AI in Securities Finance: A Practical Approach

Insight

June 2026

As Featured in SFT

AI in Securities Finance: A Practical Approach

EquiLend’s Nick Delikaris, Chief Product Officer, provides insight into how the firm is thinking about artificial intelligence, how it should be applied, and next steps.

In securities finance, the AI conversation has moved past ‘whether’ and into ‘how,’ and it has moved fast. For firms that operate core market infrastructure, the answer carries real weight, in what you build and, just as much, in what you deliberately leave alone.

At EquiLend, we have organized our approach around three priorities.

The first is internal transformation. We are evolving toward a product engineering model, with product and engineering fused together in nimble teams making prototyping faster and AI embedded in the build cycle itself.

The results are already concrete: AI now generates more than 20% of our new code, with throughput and quality benchmarks improving in parallel. The firms that can move quickly and safely from idea to working product will hold a structural advantage, and that starts with how the people doing the work are equipped.

The second is open architecture. Rather than delivering AI as a closed feature set, we are building MCP (Model Context Protocol) connectivity across our product suites, with prototype connectors already running against Spire and our data products. Clients can bring their own AI tools (BYOAI) and integrate them with EquiLend platforms directly, without bespoke work for each use case. The goal is to be a building block, not a black box.

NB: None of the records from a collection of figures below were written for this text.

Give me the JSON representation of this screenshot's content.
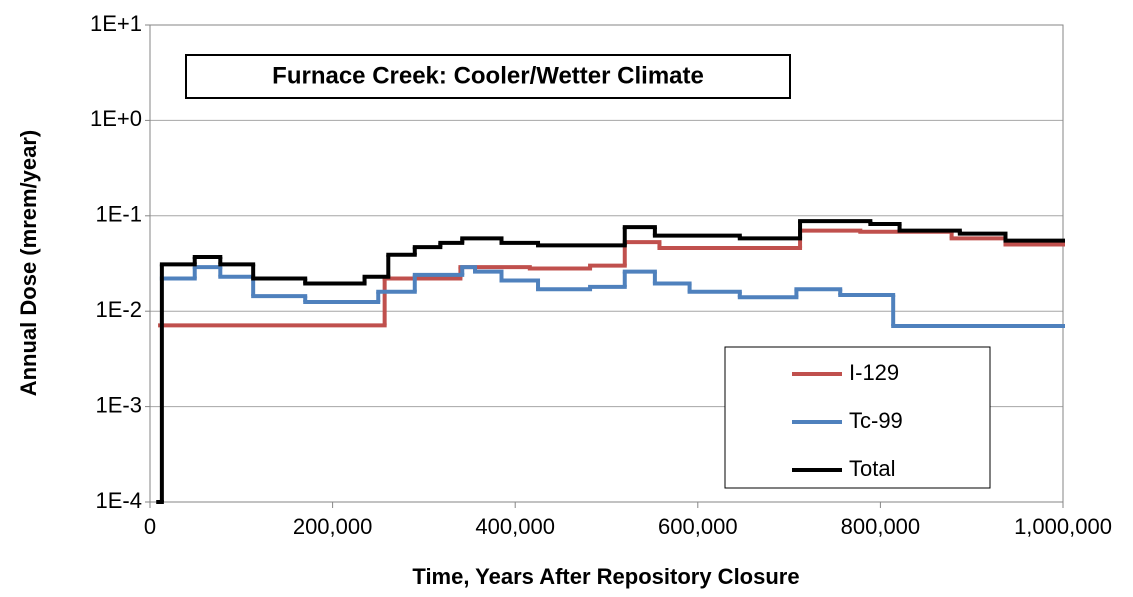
{
  "chart_data": {
    "type": "step-line",
    "step": "post",
    "log_y": true,
    "grid": true,
    "title": "Furnace Creek:  Cooler/Wetter Climate",
    "xlabel": "Time, Years After Repository Closure",
    "ylabel": "Annual Dose (mrem/year)",
    "xlim": [
      0,
      1000000
    ],
    "xticks": [
      0,
      {
        "value": 200000,
        "label": "200,000"
      },
      {
        "value": 400000,
        "label": "400,000"
      },
      {
        "value": 600000,
        "label": "600,000"
      },
      {
        "value": 800000,
        "label": "800,000"
      },
      {
        "value": 1000000,
        "label": "1,000,000"
      }
    ],
    "ylim": [
      0.0001,
      10
    ],
    "yticks": [
      {
        "value": 10,
        "label": "1E+1"
      },
      {
        "value": 1,
        "label": "1E+0"
      },
      {
        "value": 0.1,
        "label": "1E-1"
      },
      {
        "value": 0.01,
        "label": "1E-2"
      },
      {
        "value": 0.001,
        "label": "1E-3"
      },
      {
        "value": 0.0001,
        "label": "1E-4"
      }
    ],
    "legend": "lower-right",
    "series": [
      {
        "name": "I-129",
        "color": "#c0504d",
        "x": [
          11000,
          257000,
          340000,
          416000,
          482000,
          520000,
          558000,
          712000,
          778000,
          878000,
          937000
        ],
        "values": [
          0.0071,
          0.022,
          0.029,
          0.028,
          0.03,
          0.053,
          0.046,
          0.07,
          0.068,
          0.058,
          0.05
        ]
      },
      {
        "name": "Tc-99",
        "color": "#4f81bd",
        "x": [
          13000,
          49000,
          77000,
          113000,
          170000,
          250000,
          290000,
          342000,
          356000,
          385000,
          425000,
          482000,
          520000,
          553000,
          591000,
          646000,
          708000,
          756000,
          814000
        ],
        "values": [
          0.022,
          0.029,
          0.023,
          0.0144,
          0.0125,
          0.016,
          0.024,
          0.029,
          0.026,
          0.021,
          0.017,
          0.018,
          0.026,
          0.0195,
          0.016,
          0.014,
          0.017,
          0.0148,
          0.007
        ]
      },
      {
        "name": "Total",
        "color": "#000000",
        "x": [
          9000,
          13000,
          49000,
          77000,
          113000,
          170000,
          235000,
          261000,
          290000,
          318000,
          342000,
          385000,
          425000,
          520000,
          553000,
          646000,
          712000,
          789000,
          821000,
          887000,
          937000
        ],
        "values": [
          0.0001,
          0.031,
          0.037,
          0.031,
          0.022,
          0.0195,
          0.023,
          0.039,
          0.047,
          0.052,
          0.058,
          0.052,
          0.049,
          0.076,
          0.062,
          0.058,
          0.088,
          0.082,
          0.07,
          0.065,
          0.055
        ]
      }
    ]
  }
}
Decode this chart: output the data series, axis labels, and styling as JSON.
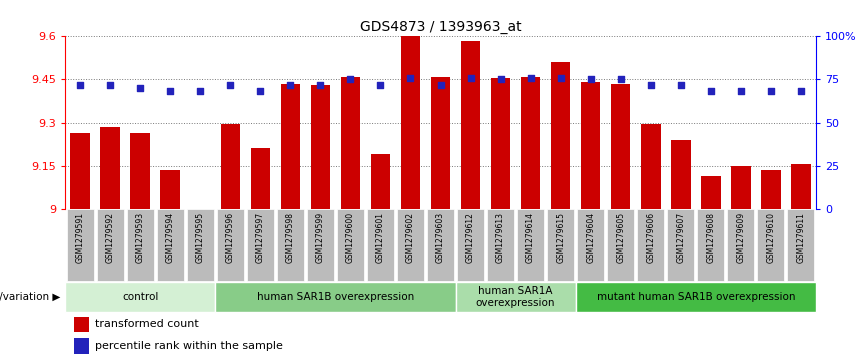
{
  "title": "GDS4873 / 1393963_at",
  "samples": [
    "GSM1279591",
    "GSM1279592",
    "GSM1279593",
    "GSM1279594",
    "GSM1279595",
    "GSM1279596",
    "GSM1279597",
    "GSM1279598",
    "GSM1279599",
    "GSM1279600",
    "GSM1279601",
    "GSM1279602",
    "GSM1279603",
    "GSM1279612",
    "GSM1279613",
    "GSM1279614",
    "GSM1279615",
    "GSM1279604",
    "GSM1279605",
    "GSM1279606",
    "GSM1279607",
    "GSM1279608",
    "GSM1279609",
    "GSM1279610",
    "GSM1279611"
  ],
  "bar_values": [
    9.265,
    9.285,
    9.265,
    9.135,
    9.0,
    9.295,
    9.21,
    9.435,
    9.43,
    9.46,
    9.19,
    9.6,
    9.46,
    9.585,
    9.455,
    9.46,
    9.51,
    9.44,
    9.435,
    9.295,
    9.24,
    9.115,
    9.15,
    9.135,
    9.155
  ],
  "dot_values": [
    72,
    72,
    70,
    68,
    68,
    72,
    68,
    72,
    72,
    75,
    72,
    76,
    72,
    76,
    75,
    76,
    76,
    75,
    75,
    72,
    72,
    68,
    68,
    68,
    68
  ],
  "ymin": 9.0,
  "ymax": 9.6,
  "yticks": [
    9.0,
    9.15,
    9.3,
    9.45,
    9.6
  ],
  "ytick_labels": [
    "9",
    "9.15",
    "9.3",
    "9.45",
    "9.6"
  ],
  "right_yticks": [
    0,
    25,
    50,
    75,
    100
  ],
  "right_ytick_labels": [
    "0",
    "25",
    "50",
    "75",
    "100%"
  ],
  "bar_color": "#cc0000",
  "dot_color": "#2222bb",
  "groups": [
    {
      "label": "control",
      "start": 0,
      "end": 5,
      "color": "#d4f0d4"
    },
    {
      "label": "human SAR1B overexpression",
      "start": 5,
      "end": 13,
      "color": "#88cc88"
    },
    {
      "label": "human SAR1A\noverexpression",
      "start": 13,
      "end": 17,
      "color": "#aaddaa"
    },
    {
      "label": "mutant human SAR1B overexpression",
      "start": 17,
      "end": 25,
      "color": "#44bb44"
    }
  ],
  "legend_labels": [
    "transformed count",
    "percentile rank within the sample"
  ],
  "genotype_label": "genotype/variation",
  "bg_color": "#ffffff",
  "xtick_bg": "#bbbbbb",
  "grid_color": "#777777"
}
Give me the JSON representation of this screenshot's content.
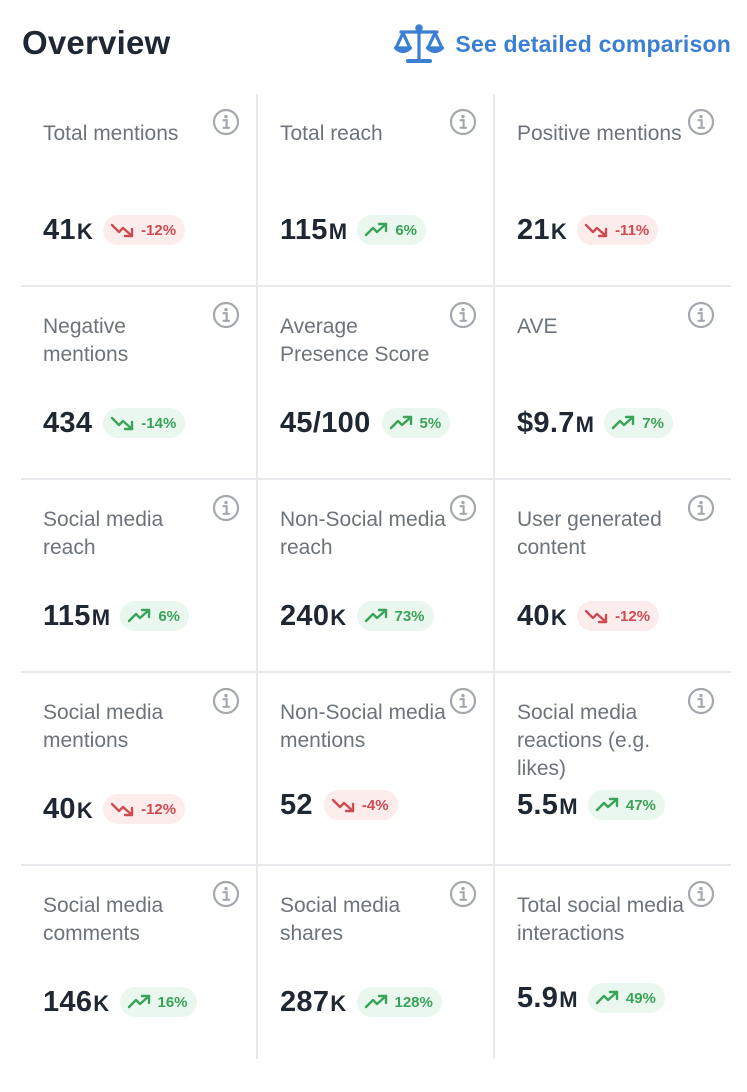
{
  "header": {
    "title": "Overview",
    "compare_label": "See detailed comparison",
    "compare_icon": "balance-scale-icon"
  },
  "colors": {
    "link": "#3b7fd4",
    "negative": "#cd4b52",
    "negative_bg": "#fdecec",
    "positive": "#3aa35a",
    "positive_bg": "#eaf7ee"
  },
  "cards": [
    {
      "label": "Total mentions",
      "value": "41",
      "suffix": "K",
      "change": "-12%",
      "trend": "down",
      "tone": "negative"
    },
    {
      "label": "Total reach",
      "value": "115",
      "suffix": "M",
      "change": "6%",
      "trend": "up",
      "tone": "positive"
    },
    {
      "label": "Positive mentions",
      "value": "21",
      "suffix": "K",
      "change": "-11%",
      "trend": "down",
      "tone": "negative"
    },
    {
      "label": "Negative mentions",
      "value": "434",
      "suffix": "",
      "change": "-14%",
      "trend": "down",
      "tone": "positive"
    },
    {
      "label": "Average Presence Score",
      "value": "45/100",
      "suffix": "",
      "change": "5%",
      "trend": "up",
      "tone": "positive"
    },
    {
      "label": "AVE",
      "value": "$9.7",
      "suffix": "M",
      "change": "7%",
      "trend": "up",
      "tone": "positive"
    },
    {
      "label": "Social media reach",
      "value": "115",
      "suffix": "M",
      "change": "6%",
      "trend": "up",
      "tone": "positive"
    },
    {
      "label": "Non-Social media reach",
      "value": "240",
      "suffix": "K",
      "change": "73%",
      "trend": "up",
      "tone": "positive"
    },
    {
      "label": "User generated content",
      "value": "40",
      "suffix": "K",
      "change": "-12%",
      "trend": "down",
      "tone": "negative"
    },
    {
      "label": "Social media mentions",
      "value": "40",
      "suffix": "K",
      "change": "-12%",
      "trend": "down",
      "tone": "negative"
    },
    {
      "label": "Non-Social media mentions",
      "value": "52",
      "suffix": "",
      "change": "-4%",
      "trend": "down",
      "tone": "negative"
    },
    {
      "label": "Social media reactions (e.g. likes)",
      "value": "5.5",
      "suffix": "M",
      "change": "47%",
      "trend": "up",
      "tone": "positive"
    },
    {
      "label": "Social media comments",
      "value": "146",
      "suffix": "K",
      "change": "16%",
      "trend": "up",
      "tone": "positive"
    },
    {
      "label": "Social media shares",
      "value": "287",
      "suffix": "K",
      "change": "128%",
      "trend": "up",
      "tone": "positive"
    },
    {
      "label": "Total social media interactions",
      "value": "5.9",
      "suffix": "M",
      "change": "49%",
      "trend": "up",
      "tone": "positive"
    }
  ]
}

The third is embedded AI at the product level. Our Gen-AI chatbot is live for licensed data clients across DataLend and Orbisa, and our Predictive Short Interest model, built on an internally developed AI/ML framework, is already in clients’ hands with strong early feedback. EquiLend holds the core platforms and the critical control points, where regulatory compliance, data integrity, and operational resilience are non-negotiable. Clients use those as a foundation to build the lightweight, specific workflows that make their own operations faster and smarter.

The next frontier for this infrastructure is agentic AI. As AI systems evolve from answering questions to acting on them, connecting directly to markets, managing collateral, and interacting with digital asset wallets, the infrastructure underneath has to be ready. Through our partnership with Digital Prime Technologies and their Tokenet platform, EquiLend is extending that foundation to digital assets, so that AI-driven workflows can operate across traditional and tokenized assets within a single book and a single risk framework.

It is worth being clear about why this is a position of strength rather than exposure. AI pressure falls hardest on businesses built on human labor, simple automation, or per-seat licensing. Securities finance infrastructure sits elsewhere. Its value comes from network effects, $122 billion in daily notional across more than 130 counterparties in 30 markets; from proprietary data measured in years rather than months; from deep workflow integration; and from the auditability and trust that a regulated environment demands. AI does not weaken those foundations. Applied well, it compounds them.

That is the practical view from where we sit. The complexity of this market, deep data, intricate counterparty relationships, and a regulatory regime that demands traceability, does not disappear under AI. But handled with intent, it becomes more manageable, and that is the work we are focused on.